Because scientists didn’t know the great white population before now, Klimley couldn’t say whether 219 was a frightening number, but he did explain why sharks are in danger.

Weirdly, evolution actually seems to have hurt their ability to survive.

Sharks are what are called “apex” predators. That means they are at the top of the food chain. But Klimley said it is important to look at predator/prey relationships as less of a chain and more of a “pyramid.” On land, there are typically three levels of the pyramid, and there are fewer organisms on each level. This pyramid goes something like grass then elk then wolf.

The ocean is a different sort of ecosystem because there are many more pyramid levels; In the waters off California, zooplankton eat phytoplankton, small fish eat zooplankton, sea lions eat small fish and great white sharks eat sea lions. If the pyramid were this tall on land, then bears would eat wolves.

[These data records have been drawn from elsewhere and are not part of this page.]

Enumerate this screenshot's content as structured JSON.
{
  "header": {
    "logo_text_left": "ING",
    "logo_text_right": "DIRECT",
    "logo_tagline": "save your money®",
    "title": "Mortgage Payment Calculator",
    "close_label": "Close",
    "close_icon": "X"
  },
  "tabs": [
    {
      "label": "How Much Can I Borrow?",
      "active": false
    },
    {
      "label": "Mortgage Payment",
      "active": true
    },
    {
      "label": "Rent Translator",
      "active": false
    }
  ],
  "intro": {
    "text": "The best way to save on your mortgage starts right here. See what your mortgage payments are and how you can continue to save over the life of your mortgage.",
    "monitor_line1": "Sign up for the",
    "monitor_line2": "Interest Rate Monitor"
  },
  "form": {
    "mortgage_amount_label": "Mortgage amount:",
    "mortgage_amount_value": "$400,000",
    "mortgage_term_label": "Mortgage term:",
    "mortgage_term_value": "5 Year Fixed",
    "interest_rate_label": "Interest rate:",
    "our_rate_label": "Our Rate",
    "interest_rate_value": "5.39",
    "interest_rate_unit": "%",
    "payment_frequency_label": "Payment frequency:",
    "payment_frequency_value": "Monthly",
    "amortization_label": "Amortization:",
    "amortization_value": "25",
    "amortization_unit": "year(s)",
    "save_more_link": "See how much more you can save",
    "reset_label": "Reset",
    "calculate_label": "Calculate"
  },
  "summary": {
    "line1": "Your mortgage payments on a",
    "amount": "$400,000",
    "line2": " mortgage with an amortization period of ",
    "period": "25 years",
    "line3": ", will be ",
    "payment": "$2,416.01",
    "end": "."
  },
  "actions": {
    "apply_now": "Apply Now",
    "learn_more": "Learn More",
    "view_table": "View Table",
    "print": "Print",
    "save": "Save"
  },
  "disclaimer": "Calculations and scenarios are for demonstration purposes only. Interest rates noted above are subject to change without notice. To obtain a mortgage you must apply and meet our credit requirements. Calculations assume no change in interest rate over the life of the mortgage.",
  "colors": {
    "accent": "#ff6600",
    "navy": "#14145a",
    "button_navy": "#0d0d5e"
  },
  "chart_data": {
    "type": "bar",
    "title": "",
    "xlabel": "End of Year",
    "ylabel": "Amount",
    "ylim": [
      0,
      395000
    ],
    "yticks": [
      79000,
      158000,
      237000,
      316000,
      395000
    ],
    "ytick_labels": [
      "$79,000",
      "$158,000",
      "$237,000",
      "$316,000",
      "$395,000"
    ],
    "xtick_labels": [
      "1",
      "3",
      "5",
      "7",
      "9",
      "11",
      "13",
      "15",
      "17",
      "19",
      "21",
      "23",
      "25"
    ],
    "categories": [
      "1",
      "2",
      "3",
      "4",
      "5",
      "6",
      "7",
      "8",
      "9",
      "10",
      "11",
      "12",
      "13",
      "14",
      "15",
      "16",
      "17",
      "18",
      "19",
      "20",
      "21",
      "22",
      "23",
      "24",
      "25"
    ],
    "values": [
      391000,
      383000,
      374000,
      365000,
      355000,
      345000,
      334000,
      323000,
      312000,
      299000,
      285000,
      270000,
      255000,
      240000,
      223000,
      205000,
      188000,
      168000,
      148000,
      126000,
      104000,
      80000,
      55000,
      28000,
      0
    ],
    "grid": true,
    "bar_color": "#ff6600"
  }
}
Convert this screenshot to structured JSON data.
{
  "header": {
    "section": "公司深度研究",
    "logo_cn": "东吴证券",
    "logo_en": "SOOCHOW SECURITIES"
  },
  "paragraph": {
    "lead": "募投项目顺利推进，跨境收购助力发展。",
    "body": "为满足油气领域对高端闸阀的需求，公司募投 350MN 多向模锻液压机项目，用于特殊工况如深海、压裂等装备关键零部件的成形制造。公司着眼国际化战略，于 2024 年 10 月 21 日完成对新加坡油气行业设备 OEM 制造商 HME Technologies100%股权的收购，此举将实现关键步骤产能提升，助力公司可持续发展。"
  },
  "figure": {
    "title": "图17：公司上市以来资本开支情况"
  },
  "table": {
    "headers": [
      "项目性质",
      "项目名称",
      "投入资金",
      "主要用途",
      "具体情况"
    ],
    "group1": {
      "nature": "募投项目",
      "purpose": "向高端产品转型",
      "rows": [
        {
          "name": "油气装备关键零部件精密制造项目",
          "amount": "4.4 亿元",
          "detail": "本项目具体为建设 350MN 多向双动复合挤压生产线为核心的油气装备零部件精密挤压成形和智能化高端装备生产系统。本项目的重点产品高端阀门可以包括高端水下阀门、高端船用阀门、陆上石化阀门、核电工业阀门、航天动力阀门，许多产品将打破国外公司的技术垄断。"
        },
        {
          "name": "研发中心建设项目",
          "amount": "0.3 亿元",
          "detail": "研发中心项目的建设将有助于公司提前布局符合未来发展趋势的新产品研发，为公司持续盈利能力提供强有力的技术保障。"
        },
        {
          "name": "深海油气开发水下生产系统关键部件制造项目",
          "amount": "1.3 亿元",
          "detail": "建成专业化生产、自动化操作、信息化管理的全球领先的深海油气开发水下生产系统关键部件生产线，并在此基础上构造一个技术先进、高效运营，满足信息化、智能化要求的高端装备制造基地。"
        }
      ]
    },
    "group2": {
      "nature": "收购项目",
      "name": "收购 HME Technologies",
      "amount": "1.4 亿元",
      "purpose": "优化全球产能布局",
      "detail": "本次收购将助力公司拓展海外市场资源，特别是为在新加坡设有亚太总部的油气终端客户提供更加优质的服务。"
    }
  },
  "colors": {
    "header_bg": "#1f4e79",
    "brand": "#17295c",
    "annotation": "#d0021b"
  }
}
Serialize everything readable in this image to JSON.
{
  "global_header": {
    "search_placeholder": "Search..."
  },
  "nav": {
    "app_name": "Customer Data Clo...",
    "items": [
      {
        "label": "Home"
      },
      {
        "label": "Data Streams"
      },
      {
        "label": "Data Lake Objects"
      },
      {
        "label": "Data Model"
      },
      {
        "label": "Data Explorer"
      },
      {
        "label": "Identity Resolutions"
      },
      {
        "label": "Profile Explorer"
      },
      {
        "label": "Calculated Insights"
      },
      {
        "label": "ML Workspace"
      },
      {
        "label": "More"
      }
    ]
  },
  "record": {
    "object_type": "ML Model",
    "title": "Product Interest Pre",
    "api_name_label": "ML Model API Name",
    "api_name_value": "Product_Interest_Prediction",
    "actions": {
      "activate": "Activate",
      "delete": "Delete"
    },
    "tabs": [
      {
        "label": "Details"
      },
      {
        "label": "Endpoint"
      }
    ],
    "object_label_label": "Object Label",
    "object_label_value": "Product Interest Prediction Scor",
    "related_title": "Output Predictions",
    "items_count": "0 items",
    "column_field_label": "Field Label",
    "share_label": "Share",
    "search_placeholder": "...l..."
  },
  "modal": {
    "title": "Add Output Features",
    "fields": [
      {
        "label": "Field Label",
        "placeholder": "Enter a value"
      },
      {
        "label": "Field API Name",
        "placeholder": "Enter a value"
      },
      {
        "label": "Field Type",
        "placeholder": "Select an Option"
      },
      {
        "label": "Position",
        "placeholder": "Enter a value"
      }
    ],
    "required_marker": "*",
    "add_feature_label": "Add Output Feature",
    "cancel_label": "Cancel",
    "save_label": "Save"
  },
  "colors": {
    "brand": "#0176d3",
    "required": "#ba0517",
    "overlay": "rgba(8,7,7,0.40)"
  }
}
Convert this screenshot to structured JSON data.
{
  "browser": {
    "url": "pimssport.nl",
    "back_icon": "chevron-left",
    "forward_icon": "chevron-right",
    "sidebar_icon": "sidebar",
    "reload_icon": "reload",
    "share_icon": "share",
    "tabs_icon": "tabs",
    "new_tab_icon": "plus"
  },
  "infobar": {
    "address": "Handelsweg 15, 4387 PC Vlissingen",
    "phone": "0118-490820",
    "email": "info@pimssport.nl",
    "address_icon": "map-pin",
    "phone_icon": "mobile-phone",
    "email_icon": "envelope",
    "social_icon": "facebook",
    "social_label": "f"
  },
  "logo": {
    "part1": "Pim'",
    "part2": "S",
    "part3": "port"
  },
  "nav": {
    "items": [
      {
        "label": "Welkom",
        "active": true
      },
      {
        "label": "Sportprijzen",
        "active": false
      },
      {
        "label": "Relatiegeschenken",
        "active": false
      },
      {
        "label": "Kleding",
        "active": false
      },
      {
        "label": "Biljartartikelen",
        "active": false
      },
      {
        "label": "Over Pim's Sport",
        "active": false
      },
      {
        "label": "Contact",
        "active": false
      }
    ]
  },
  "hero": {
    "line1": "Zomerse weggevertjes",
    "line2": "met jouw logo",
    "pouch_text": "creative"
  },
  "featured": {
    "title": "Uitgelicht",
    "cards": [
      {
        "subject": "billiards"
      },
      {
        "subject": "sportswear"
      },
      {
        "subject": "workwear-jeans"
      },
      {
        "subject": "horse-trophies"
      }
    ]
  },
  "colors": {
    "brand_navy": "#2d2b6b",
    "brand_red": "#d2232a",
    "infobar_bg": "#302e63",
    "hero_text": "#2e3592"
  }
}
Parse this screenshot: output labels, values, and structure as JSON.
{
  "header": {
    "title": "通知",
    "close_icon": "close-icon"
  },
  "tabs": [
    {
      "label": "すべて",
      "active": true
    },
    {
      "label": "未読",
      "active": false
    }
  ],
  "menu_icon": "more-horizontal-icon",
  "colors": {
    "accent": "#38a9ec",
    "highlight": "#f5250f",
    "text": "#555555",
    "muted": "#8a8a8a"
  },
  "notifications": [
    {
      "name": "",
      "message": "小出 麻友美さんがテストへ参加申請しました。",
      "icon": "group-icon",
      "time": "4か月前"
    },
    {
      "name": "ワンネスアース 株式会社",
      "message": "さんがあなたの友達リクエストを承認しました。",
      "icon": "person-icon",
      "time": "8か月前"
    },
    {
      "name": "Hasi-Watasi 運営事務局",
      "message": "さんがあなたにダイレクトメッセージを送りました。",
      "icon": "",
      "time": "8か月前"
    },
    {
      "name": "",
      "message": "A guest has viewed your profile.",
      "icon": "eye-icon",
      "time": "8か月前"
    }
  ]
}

Because there is less food at each level of the pyramid, sharks have to compete for their meals. One way of making sure food is available is for sharks to reproduce slowly and keep the population down. Klimley said it takes great white sharks between 10 and 12 years to be able to reach maturity, and female sharks have only five to nine offspring.

This slow-and-steady system worked for millions of years – until humans arrived.

According to Klimley, shark pups are very vulnerable to fishing. They are either caught for their meat or tangled up in nets meant for other species.

“We need to concentrate on eating species that grow quickly,” said Klimley. “Sharks are not those species.”

Klimley and Douglas think that the more people learn about those 219 sharks off the central California coast, the more people will care about conservation.

“Let’s get busy and get the word out,” Douglas said.

Klimley believes programs like “Shark Week” have already given sharks a celebrity status.

“That may, in the end, by the very reason these sharks survive,” Klimley said.